At the end of the day, Backrooms shows that Carl had to be willing to change in order to improve his life. Instead of trying to fix his personal issues, Carl continues complaining about how unfair the world has been to him, which only hurts him even more. This message made for a surprisingly deep and mature story from a young filmmaker.

What’s the verdict on Backrooms?

In the end, Backrooms presents a mind-bending, nerve-wracking nightmare about how people can let their daily routines consume them. Whether they involve running a furniture store or trying to understand the Backrooms themselves, the movie shows how people can isolate themselves in an emotional prison, which physically appears as an infinite, liminal maze filled with horrors and mysteries that ultimately go unanswered.

Parsons confidently presents such a bold, insightful story and injects it with nail-biting suspense, surreal imagery, an eerie soundscape, and exceptional cast performances. All this makes Backrooms one of the most impressive horror debuts in recent memory.

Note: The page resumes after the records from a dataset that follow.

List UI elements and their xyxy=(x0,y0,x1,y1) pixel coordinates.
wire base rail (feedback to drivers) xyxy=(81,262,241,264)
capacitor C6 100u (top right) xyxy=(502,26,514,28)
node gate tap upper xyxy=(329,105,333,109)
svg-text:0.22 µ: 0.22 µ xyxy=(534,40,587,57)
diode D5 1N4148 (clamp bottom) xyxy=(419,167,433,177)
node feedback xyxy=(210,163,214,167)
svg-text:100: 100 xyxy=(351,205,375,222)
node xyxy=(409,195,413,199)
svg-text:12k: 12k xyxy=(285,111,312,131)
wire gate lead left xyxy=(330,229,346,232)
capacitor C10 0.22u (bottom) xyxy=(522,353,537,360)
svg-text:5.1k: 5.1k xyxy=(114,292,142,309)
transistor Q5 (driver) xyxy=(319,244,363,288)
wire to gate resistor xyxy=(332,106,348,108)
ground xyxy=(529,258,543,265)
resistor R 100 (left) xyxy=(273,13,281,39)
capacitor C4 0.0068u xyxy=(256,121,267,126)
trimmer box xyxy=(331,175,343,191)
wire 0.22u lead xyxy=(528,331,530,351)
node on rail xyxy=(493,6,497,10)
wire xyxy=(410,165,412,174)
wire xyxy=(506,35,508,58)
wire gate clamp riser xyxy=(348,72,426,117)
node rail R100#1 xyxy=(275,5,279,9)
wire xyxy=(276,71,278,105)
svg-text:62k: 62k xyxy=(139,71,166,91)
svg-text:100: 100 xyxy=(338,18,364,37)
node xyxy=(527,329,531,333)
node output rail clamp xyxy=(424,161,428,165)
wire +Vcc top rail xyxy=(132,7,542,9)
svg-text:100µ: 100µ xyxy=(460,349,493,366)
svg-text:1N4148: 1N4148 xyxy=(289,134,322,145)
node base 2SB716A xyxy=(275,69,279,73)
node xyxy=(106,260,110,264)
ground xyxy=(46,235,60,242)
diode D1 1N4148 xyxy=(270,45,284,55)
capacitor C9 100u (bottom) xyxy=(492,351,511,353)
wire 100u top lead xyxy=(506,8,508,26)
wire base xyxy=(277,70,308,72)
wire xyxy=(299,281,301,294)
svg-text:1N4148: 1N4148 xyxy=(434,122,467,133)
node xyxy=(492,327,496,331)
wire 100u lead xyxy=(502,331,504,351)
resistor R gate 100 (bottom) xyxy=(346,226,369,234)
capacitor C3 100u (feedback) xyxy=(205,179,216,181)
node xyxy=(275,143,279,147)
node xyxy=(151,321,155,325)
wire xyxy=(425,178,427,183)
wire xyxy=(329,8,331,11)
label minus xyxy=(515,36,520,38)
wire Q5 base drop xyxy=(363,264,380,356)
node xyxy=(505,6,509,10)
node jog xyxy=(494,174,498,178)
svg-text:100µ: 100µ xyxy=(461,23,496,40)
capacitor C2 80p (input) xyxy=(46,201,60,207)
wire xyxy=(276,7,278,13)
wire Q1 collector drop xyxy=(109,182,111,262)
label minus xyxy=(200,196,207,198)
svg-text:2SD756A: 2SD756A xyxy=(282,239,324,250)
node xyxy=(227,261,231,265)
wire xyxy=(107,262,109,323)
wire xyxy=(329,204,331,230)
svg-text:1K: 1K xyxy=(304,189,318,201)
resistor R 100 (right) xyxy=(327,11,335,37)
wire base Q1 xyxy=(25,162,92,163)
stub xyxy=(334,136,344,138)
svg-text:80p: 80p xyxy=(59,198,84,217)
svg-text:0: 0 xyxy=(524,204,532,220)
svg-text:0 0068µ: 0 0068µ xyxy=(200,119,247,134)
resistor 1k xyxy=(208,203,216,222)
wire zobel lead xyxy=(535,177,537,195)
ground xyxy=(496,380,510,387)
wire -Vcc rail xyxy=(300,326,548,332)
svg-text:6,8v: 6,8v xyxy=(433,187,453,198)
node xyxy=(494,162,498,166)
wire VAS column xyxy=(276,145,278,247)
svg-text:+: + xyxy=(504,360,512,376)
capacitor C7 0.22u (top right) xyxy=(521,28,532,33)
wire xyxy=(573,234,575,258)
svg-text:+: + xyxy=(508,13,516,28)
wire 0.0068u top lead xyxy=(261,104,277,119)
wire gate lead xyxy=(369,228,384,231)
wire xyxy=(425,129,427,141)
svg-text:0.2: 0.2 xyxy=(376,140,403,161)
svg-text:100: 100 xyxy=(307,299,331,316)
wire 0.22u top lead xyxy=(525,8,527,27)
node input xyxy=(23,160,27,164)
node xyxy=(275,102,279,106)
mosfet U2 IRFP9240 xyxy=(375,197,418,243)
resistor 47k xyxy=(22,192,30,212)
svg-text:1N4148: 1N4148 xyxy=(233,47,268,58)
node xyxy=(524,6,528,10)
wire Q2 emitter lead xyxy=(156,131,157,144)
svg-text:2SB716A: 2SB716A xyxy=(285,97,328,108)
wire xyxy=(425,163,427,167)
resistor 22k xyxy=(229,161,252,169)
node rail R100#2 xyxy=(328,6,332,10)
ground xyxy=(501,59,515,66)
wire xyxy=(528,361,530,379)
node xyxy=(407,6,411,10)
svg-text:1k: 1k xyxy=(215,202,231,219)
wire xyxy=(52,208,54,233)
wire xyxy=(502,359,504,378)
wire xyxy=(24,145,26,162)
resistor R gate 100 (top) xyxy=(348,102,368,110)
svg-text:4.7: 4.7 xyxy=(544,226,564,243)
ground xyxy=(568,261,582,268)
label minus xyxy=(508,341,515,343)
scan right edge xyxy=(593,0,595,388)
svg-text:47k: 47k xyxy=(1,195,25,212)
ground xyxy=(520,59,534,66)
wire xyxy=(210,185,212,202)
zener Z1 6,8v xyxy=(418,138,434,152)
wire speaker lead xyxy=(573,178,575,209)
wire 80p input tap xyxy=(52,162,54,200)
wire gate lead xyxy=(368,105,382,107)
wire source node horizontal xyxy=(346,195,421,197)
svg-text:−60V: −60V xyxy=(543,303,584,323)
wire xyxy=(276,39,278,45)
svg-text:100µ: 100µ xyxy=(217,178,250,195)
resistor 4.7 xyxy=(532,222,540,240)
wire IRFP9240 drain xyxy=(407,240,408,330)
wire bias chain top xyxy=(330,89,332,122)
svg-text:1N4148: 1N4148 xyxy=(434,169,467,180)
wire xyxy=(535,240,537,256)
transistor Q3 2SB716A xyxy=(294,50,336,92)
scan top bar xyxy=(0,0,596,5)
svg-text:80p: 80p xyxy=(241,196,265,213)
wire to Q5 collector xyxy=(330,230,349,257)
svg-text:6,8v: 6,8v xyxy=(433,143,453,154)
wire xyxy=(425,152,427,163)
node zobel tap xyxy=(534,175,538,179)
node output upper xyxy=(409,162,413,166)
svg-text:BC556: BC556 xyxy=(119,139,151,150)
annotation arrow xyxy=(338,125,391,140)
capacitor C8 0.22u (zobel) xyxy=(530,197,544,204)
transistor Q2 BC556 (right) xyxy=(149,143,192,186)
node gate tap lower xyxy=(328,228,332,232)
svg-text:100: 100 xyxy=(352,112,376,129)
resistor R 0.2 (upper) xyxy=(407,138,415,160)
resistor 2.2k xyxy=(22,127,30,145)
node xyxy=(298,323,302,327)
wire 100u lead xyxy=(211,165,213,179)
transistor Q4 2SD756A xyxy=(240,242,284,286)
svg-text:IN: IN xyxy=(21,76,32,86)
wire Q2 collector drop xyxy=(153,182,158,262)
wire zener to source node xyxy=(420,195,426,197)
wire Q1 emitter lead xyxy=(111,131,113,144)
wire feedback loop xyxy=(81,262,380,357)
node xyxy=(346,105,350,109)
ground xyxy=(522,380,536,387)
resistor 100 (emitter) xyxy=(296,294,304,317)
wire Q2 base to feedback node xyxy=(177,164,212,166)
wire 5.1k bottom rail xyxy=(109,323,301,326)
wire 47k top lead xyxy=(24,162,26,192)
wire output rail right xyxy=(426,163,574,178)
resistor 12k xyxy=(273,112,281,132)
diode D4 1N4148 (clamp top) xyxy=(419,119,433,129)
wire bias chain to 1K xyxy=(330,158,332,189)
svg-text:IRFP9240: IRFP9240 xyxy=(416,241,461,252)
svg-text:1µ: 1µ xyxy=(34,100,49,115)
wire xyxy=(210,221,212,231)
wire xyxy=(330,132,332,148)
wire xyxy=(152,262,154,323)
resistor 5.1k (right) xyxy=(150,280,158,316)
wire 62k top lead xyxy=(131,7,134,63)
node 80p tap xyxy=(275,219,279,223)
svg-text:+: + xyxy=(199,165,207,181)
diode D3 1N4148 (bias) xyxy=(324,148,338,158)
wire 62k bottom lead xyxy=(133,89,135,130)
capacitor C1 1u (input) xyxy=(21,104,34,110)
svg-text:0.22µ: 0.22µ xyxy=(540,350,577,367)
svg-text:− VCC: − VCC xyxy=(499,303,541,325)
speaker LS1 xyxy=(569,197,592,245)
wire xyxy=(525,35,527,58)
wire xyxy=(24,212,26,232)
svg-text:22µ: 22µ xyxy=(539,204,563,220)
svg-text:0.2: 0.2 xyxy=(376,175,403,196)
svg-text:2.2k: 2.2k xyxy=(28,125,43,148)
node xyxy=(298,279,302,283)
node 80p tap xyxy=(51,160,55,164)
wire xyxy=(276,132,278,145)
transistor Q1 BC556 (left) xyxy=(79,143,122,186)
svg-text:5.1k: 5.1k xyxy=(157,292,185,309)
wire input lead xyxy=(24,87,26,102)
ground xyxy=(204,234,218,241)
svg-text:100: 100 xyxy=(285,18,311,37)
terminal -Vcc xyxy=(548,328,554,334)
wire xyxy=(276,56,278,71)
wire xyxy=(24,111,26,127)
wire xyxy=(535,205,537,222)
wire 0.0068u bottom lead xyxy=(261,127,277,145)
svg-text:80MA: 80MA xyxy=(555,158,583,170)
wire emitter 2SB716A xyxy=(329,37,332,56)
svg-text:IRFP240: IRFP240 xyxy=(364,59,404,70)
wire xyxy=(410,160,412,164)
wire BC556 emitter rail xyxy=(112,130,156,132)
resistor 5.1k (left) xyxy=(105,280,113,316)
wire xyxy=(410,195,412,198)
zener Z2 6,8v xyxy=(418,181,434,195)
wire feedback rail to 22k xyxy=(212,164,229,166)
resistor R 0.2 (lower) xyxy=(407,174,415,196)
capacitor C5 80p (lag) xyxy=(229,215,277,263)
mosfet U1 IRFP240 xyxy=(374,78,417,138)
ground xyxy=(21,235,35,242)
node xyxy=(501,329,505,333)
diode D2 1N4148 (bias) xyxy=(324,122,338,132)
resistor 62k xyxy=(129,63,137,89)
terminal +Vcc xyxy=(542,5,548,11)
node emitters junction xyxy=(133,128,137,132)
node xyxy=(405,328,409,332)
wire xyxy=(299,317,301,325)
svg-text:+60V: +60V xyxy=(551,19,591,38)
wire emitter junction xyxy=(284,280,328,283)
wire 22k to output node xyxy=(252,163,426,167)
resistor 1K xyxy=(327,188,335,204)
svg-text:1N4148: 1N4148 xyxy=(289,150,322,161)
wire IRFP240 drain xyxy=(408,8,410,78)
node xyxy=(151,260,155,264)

“This all comes from a place of spending several years building…it comes from an existing mythology, is what I mean to say,” said Parsons. “And it, the vector that I’ve explored on YouTube is very much been a science fiction one, where you get a pretty deep, thorough understanding from a human perspective, where you don’t get clear answers, but you get a pretty decent, you’re able to put together an understanding of what this place is or what the circumstances are, generally. 

Backrooms premieres in theaters on May 29, 2026.